Having always been keen on the environment, Jenny decided to look at the education options available in New Zealand. After considering several university courses, she decided to apply to NorthTec because of the unique structure of its programmes, which enables students to gain three qualifications over three years.
After one year, students gain a certificate in Conservation and Environmental Management; after two years they earn a diploma; and after successful completion of the third year, students are awarded a Bachelor of Applied Science (Biodiversity Management) - a Unitec degree, delivered and awarded by NorthTec in Whangarei.

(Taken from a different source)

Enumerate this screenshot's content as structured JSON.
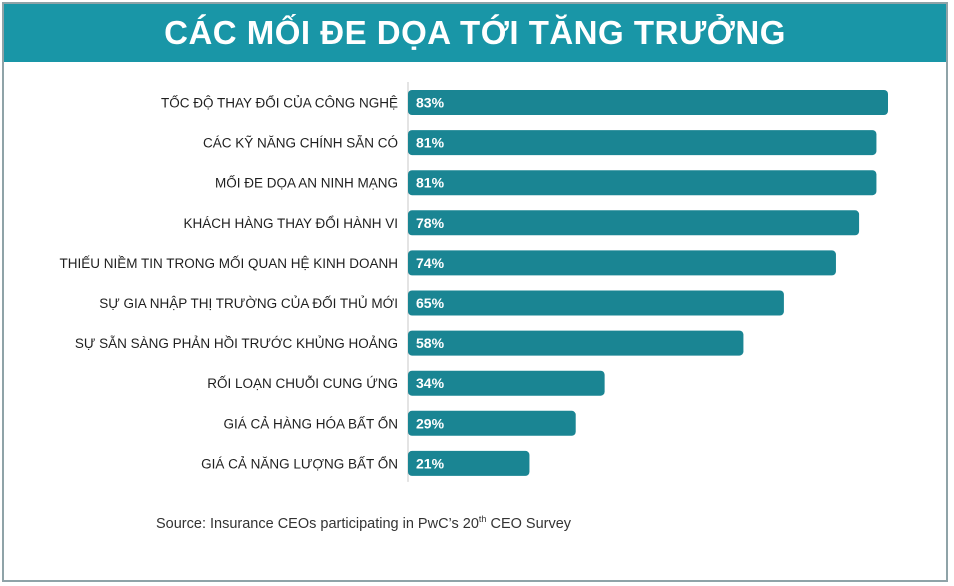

Jenny, who spent her primary school years in Pakaraka, near Kerikeri, said: “One of the key selling points for NorthTec was that every year you get a qualification. I actually started this course doubting I could get a degree; I was hoping I could get through the first two years.
“I looked at different study options including universities, but I decided I didn’t want to be just a number in a large class. I wanted to be able to walk up to my tutors and ask for help. So I set up a meeting with (tutor) Olly Ball – he was amazing, I instantly connected with him as a tutor and felt really comfortable. I really felt that the tutors here were interested in their students, and I wasn’t going to be just a number.
“The tutors are not just teachers, they have all had really worthwhile careers in their field. I am definitely trying a whole lot harder than in high school because I want to impress the tutors and do my best for them.”
Jenny said another reason she chose NorthTec was that it has a strong relationship with employers and a good employment record for graduates, because the tutors have all previously worked in their field.
She is no stranger to holiday jobs, having previously worked alongside NorthTec science tutor, Dai Morgan, assisting him with his weta research project. She has also worked for the Native Forest Restoration Trust, clearing noxious weeds at the William Upton Hewett Memorial Reserve, near Pipiwai.
Jenny hopes that after graduation she will secure permanent environmental management work in a territorial council.